Superchip yang debut di Computex 2026 itu dirancang untuk mendefinisikan perangkat high-end generasi baru. Nvidia menggabungkan CPU berarsitektur Arm, GPU Blackwell, dan memori terpadu berkapasitas besar untuk menjalankan beban kerja AI berat secara lokal.
AMD Tak Tampil Gentar
Rahul Tikoo, Senior Vice President and General Manager Client Business AMD, menyebut langkah Nvidia masuk ke arena ini datang terlambat.
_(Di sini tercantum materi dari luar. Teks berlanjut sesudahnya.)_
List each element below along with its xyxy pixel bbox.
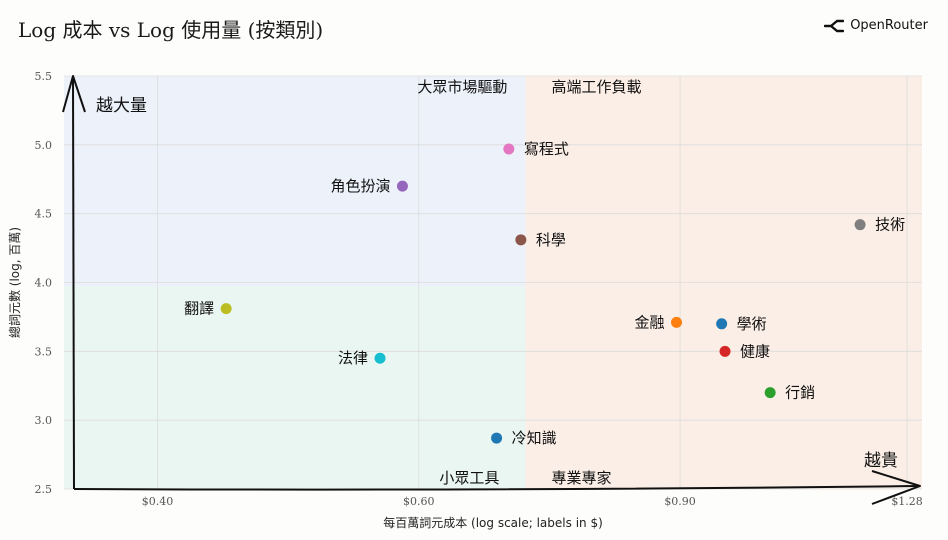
y-tick-label: 5.5 [35, 70, 53, 83]
data-point [854, 219, 866, 231]
data-point-label: 法律 [338, 349, 368, 367]
data-point-label: 冷知識 [512, 429, 557, 447]
quadrant-top-right [525, 76, 922, 287]
data-point [764, 387, 776, 399]
data-point-label: 角色扮演 [330, 177, 390, 195]
y-tick-label: 2.5 [35, 483, 53, 496]
data-point [503, 143, 515, 155]
chart-title: Log 成本 vs Log 使用量 (按類別) [18, 18, 324, 42]
quadrant-top-left [64, 76, 526, 287]
y-tick-label: 3.0 [35, 414, 53, 427]
x-tick-label: $0.60 [403, 495, 435, 508]
quadrant-label: 大眾市場驅動 [417, 78, 507, 96]
y-tick-label: 5.0 [35, 139, 53, 152]
data-point [220, 303, 232, 315]
data-point [515, 234, 527, 246]
y-tick-label: 4.0 [35, 277, 53, 290]
x-tick-label: $0.40 [142, 495, 174, 508]
x-axis-arrowhead [871, 470, 921, 505]
data-point-label: 金融 [634, 313, 664, 331]
data-point-label: 寫程式 [524, 140, 569, 158]
axis-arrows [62, 75, 921, 505]
x-axis-title: 每百萬詞元成本 (log scale; labels in $) [383, 515, 603, 530]
data-point-label: 翻譯 [184, 300, 214, 318]
data-point [374, 352, 386, 364]
data-point [396, 180, 408, 192]
tick-labels: 2.5 3.0 3.5 4.0 4.5 5.0 5.5 $0.40 $0.60 $0.90 $1.2… [7, 70, 923, 530]
x-arrow-label: 越貴 [864, 451, 898, 471]
brand-name: OpenRouter [850, 18, 928, 33]
quadrant-bottom-right [525, 286, 922, 489]
y-tick-label: 3.5 [35, 345, 53, 358]
x-tick-label: $1.28 [891, 495, 923, 508]
openrouter-logo-icon [824, 19, 845, 32]
quadrant-bottom-left [64, 286, 526, 489]
data-point-label: 科學 [536, 231, 566, 249]
brand: OpenRouter [824, 18, 928, 33]
quadrant-label: 專業專家 [551, 469, 611, 487]
quadrant-label: 小眾工具 [439, 469, 499, 487]
data-point-label: 行銷 [785, 384, 815, 402]
y-axis-arrow-line [72, 77, 75, 490]
data-point [491, 432, 503, 444]
x-axis-arrow-line [73, 485, 921, 491]
y-axis-arrowhead [62, 75, 86, 113]
data-point [716, 318, 728, 330]
data-point-label: 技術 [875, 216, 905, 234]
data-point-label: 健康 [740, 342, 770, 360]
data-point [719, 345, 731, 357]
data-point [670, 316, 682, 328]
x-tick-label: $0.90 [664, 495, 696, 508]
quadrant-label: 高端工作負載 [551, 78, 641, 96]
data-point-label: 學術 [737, 315, 767, 333]
y-tick-label: 4.5 [35, 208, 53, 221]
y-axis-title: 總詞元數 (log, 百萬) [7, 227, 22, 338]
y-arrow-label: 越大量 [96, 96, 147, 116]
quadrant-backgrounds [64, 76, 922, 489]
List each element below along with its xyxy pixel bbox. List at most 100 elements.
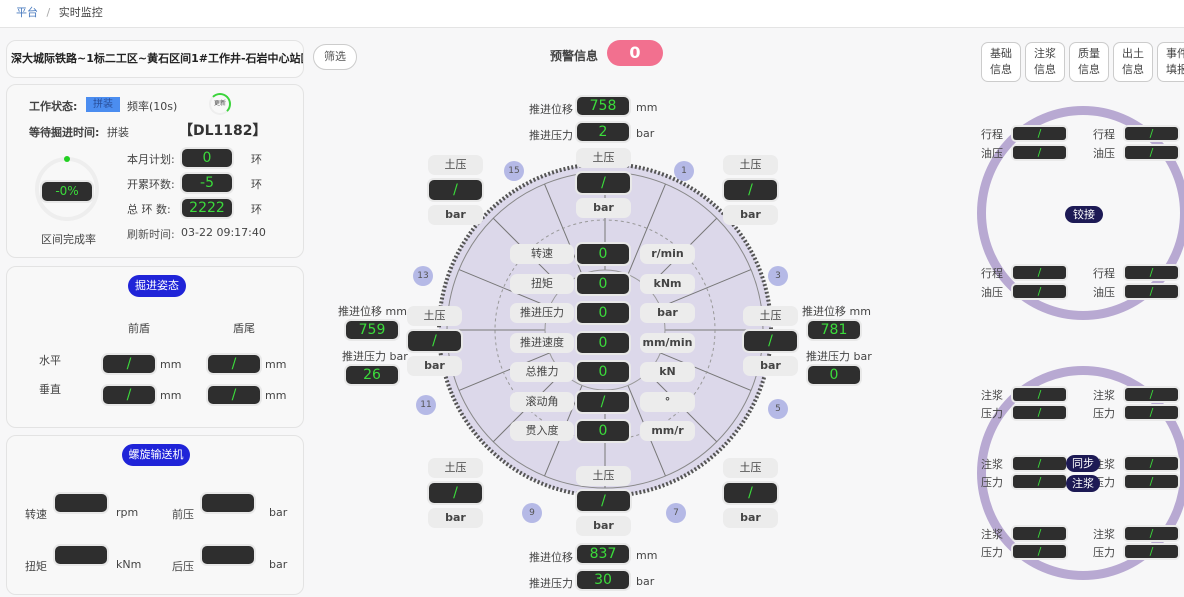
attitude-row-label: 垂直 <box>39 383 61 396</box>
tab-3[interactable]: 出土 信息 <box>1113 42 1153 82</box>
thrust-disp-label: 推进位移 <box>529 551 573 564</box>
grouting-value: / <box>1013 527 1066 540</box>
refresh-time-label: 刷新时间: <box>127 228 175 241</box>
grouting-pressure-label: 压力 <box>1093 407 1115 420</box>
screw-value <box>202 494 254 512</box>
tab-1[interactable]: 注浆 信息 <box>1025 42 1065 82</box>
status-row-value: -5 <box>182 174 232 192</box>
articulation-pressure-value: / <box>1013 146 1066 159</box>
cylinder-number-badge: 13 <box>413 266 433 286</box>
cylinder-number-badge: 3 <box>768 266 788 286</box>
cutterhead-spoke <box>544 183 583 275</box>
param-unit: ° <box>640 391 695 412</box>
breadcrumb: 平台 / 实时监控 <box>0 0 1184 28</box>
articulation-stroke-label: 行程 <box>981 128 1003 141</box>
screw-conveyor-card: 螺旋输送机 转速 rpm 前压 bar 扭矩 kNm 后压 bar <box>6 435 304 595</box>
breadcrumb-current: 实时监控 <box>58 6 103 19</box>
earth-pressure-value: / <box>744 331 797 351</box>
earth-pressure-label: 土压 <box>407 306 462 326</box>
param-unit: kNm <box>640 273 695 294</box>
param-unit: kN <box>640 362 695 382</box>
earth-pressure-unit: bar <box>723 508 778 528</box>
tab-0[interactable]: 基础 信息 <box>981 42 1021 82</box>
thrust-press-value: 2 <box>577 123 629 141</box>
earth-pressure-unit: bar <box>407 356 462 376</box>
status-row-label: 本月计划: <box>127 153 175 166</box>
param-unit: r/min <box>640 244 695 264</box>
attitude-unit: mm <box>265 389 287 402</box>
screw-unit: bar <box>269 506 288 519</box>
screw-unit: kNm <box>116 558 142 571</box>
grouting-pressure-label: 压力 <box>981 407 1003 420</box>
param-unit: mm/min <box>640 332 695 353</box>
attitude-unit: mm <box>265 358 287 371</box>
thrust-disp-unit: mm <box>636 101 658 114</box>
filter-button[interactable]: 筛选 <box>313 44 357 70</box>
thrust-disp-label: 推进位移 mm <box>802 305 871 318</box>
articulation-stroke-label: 行程 <box>1093 267 1115 280</box>
param-value: 0 <box>577 362 629 382</box>
cylinder-number-badge: 1 <box>674 161 694 181</box>
articulation-stroke-value: / <box>1013 127 1066 140</box>
cutterhead-spoke <box>458 352 550 391</box>
earth-pressure-label: 土压 <box>576 466 631 486</box>
grouting-label: 注浆 <box>981 389 1003 402</box>
param-label: 转速 <box>510 244 574 264</box>
earth-pressure-label: 土压 <box>428 458 483 478</box>
param-label: 推进压力 <box>510 303 574 323</box>
attitude-title: 掘进姿态 <box>128 275 186 297</box>
screw-value <box>202 546 254 564</box>
grouting-label: 注浆 <box>981 458 1003 471</box>
grouting-ring <box>977 366 1184 580</box>
grouting-value: / <box>1125 527 1178 540</box>
grouting-value: / <box>1013 388 1066 401</box>
grouting-pressure-value: / <box>1125 545 1178 558</box>
screw-title: 螺旋输送机 <box>122 444 190 466</box>
thrust-press-label: 推进压力 bar <box>806 350 872 363</box>
tab-4[interactable]: 事件 填报 <box>1157 42 1184 82</box>
frequency-label: 频率(10s) <box>127 100 178 113</box>
thrust-press-label: 推进压力 <box>529 577 573 590</box>
attitude-front-value: / <box>103 386 155 404</box>
cylinder-number-badge: 9 <box>522 503 542 523</box>
attitude-front-value: / <box>103 355 155 373</box>
thrust-disp-value: 759 <box>346 321 398 339</box>
param-value: 0 <box>577 273 629 294</box>
articulation-ring <box>977 106 1184 320</box>
breadcrumb-home[interactable]: 平台 <box>16 6 38 19</box>
grouting-pressure-value: / <box>1125 406 1178 419</box>
thrust-disp-label: 推进位移 mm <box>338 305 407 318</box>
breadcrumb-separator: / <box>46 6 51 19</box>
status-row-value: 0 <box>182 149 232 167</box>
grouting-pressure-label: 压力 <box>981 476 1003 489</box>
param-value: 0 <box>577 244 629 264</box>
wait-time-value: 拼装 <box>107 126 129 139</box>
attitude-col-front: 前盾 <box>128 322 150 335</box>
param-value: 0 <box>577 303 629 323</box>
cylinder-number-badge: 5 <box>768 399 788 419</box>
earth-pressure-value: / <box>724 483 777 503</box>
earth-pressure-value: / <box>577 491 630 511</box>
tab-2[interactable]: 质量 信息 <box>1069 42 1109 82</box>
param-label: 扭矩 <box>510 273 574 294</box>
project-selector[interactable]: 深大城际铁路~1标二工区~黄石区间1#工作井-石岩中心站区间 <box>6 40 304 78</box>
param-unit: mm/r <box>640 421 695 441</box>
thrust-press-unit: bar <box>636 575 655 588</box>
completion-label: 区间完成率 <box>41 233 96 246</box>
articulation-stroke-label: 行程 <box>1093 128 1115 141</box>
thrust-disp-value: 837 <box>577 545 629 563</box>
articulation-stroke-value: / <box>1125 127 1178 140</box>
earth-pressure-unit: bar <box>428 508 483 528</box>
grouting-label: 注浆 <box>1093 528 1115 541</box>
thrust-press-value: 0 <box>808 366 860 384</box>
earth-pressure-label: 土压 <box>428 155 483 175</box>
status-card: 工作状态: 拼装 频率(10s) 更新 等待掘进时间: 拼装 【DL1182】 … <box>6 84 304 258</box>
param-value: / <box>577 391 629 412</box>
alert-count[interactable]: 0 <box>607 40 663 66</box>
articulation-pressure-label: 油压 <box>981 286 1003 299</box>
screw-value <box>55 546 107 564</box>
earth-pressure-label: 土压 <box>743 306 798 326</box>
refresh-button[interactable]: 更新 <box>209 93 231 115</box>
status-row-value: 2222 <box>182 199 232 217</box>
status-row-label: 开累环数: <box>127 178 175 191</box>
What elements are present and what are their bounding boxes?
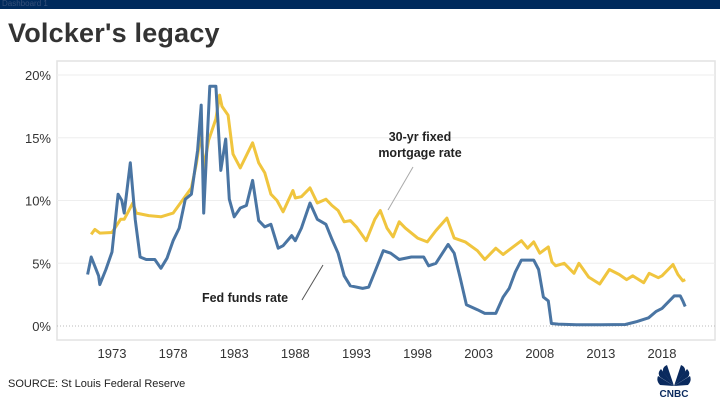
fedfunds-label: Fed funds rate bbox=[202, 291, 288, 305]
x-tick-label: 2003 bbox=[464, 346, 493, 361]
x-tick-label: 1993 bbox=[342, 346, 371, 361]
top-bar: Dashboard 1 bbox=[0, 0, 720, 9]
x-tick-label: 1978 bbox=[159, 346, 188, 361]
x-tick-label: 2018 bbox=[648, 346, 677, 361]
y-tick-label: 15% bbox=[25, 131, 51, 146]
fedfunds-leader-line bbox=[301, 264, 324, 301]
mortgage-label-line1: 30-yr fixed bbox=[389, 130, 452, 144]
dashboard-label: Dashboard 1 bbox=[2, 0, 48, 8]
x-tick-label: 1988 bbox=[281, 346, 310, 361]
mortgage-rate-line bbox=[89, 93, 686, 286]
svg-text:CNBC: CNBC bbox=[660, 389, 689, 400]
mortgage-leader-line bbox=[387, 166, 414, 211]
y-tick-label: 0% bbox=[32, 319, 51, 334]
fed-funds-rate-line bbox=[86, 84, 687, 327]
y-tick-label: 10% bbox=[25, 194, 51, 209]
mortgage-label-line2: mortgage rate bbox=[378, 146, 461, 160]
x-tick-label: 2013 bbox=[586, 346, 615, 361]
page-title: Volcker's legacy bbox=[8, 18, 220, 48]
x-tick-label: 2008 bbox=[525, 346, 554, 361]
x-tick-label: 1983 bbox=[220, 346, 249, 361]
cnbc-peacock-logo: CNBC bbox=[657, 365, 691, 400]
x-tick-label: 1973 bbox=[98, 346, 127, 361]
y-tick-label: 5% bbox=[32, 256, 51, 271]
y-tick-label: 20% bbox=[25, 68, 51, 83]
source-note: SOURCE: St Louis Federal Reserve bbox=[8, 378, 186, 390]
x-tick-label: 1998 bbox=[403, 346, 432, 361]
Ia menegaskan bahwa AMD sudah berada di pasar tersebut hampir dua tahun dan melihat memori lokal besar sebagai kebutuhan penting untuk beban kerja agen AI.
Menurut Tikoo, kehadiran pemain baru tidak membuat AMD khawatir. Sebaliknya, ia menyambutnya sebagai bukti bahwa pasar PC AI yang mengandalkan memori besar memang semakin penting.
Strix Halo Disandingkan Dengan RTX Spark
Dari sisi spesifikasi, Nvidia RTX Spark mendukung memori terpadu hingga 128GB. AMD menganggap angka itu tidak lagi menjadi keunggulan, karena Strix Halo sudah menawarkan kapasitas serupa.
Tikoo juga menyinggung bahwa RTX Spark membawa CPU 20-core, sementara Strix Halo hadir dengan CPU 16-core/32-thread. Ia menempatkan pencapaian AMD tersebut sebagai bukti bahwa perusahaan itu sudah lebih dulu memenuhi kebutuhan serupa.
AMD bahkan menyiapkan langkah berikutnya lewat Gorgon Halo yang dijadwalkan meluncur pada kuartal ketiga tahun ini. Chip itu diproyeksikan mendukung memori terpadu hingga 192GB, sambil tetap mempertahankan inti CPU Zen 5 dan grafis RDNA 3.5.
Persaingan Tidak Hanya Soal Hardware
Di luar spesifikasi, persaingan utama juga terjadi pada ekosistem software. Nvidia masih dikenal kuat berkat CUDA, yang selama ini mengunci banyak developer di lingkungan komputasi AI.
AMD mencoba memperkecil jarak itu melalui ROCm. Chief Software Officer AMD, Andrej Zdravkovic, menilai platform tersebut kini jauh lebih ramah pengembang dan memudahkan transisi dari infrastruktur Nvidia.
Zdravkovic bahkan memberi penekanan keras pada posisi AMD di pasar laptop AI. Ia menyebut keputusan tidak membeli laptop berbasis Strix Halo sebagai pilihan yang keliru bagi para pengembang AI saat ini.
Dengan RTX Spark, Nvidia jelas menunjukkan ambisi besar di pasar PC AI premium. Tetapi respons AMD memperlihatkan bahwa duel ini bukan hanya soal teknologi baru, melainkan juga soal siapa yang lebih dulu membaca kebutuhan komputasi AI lokal.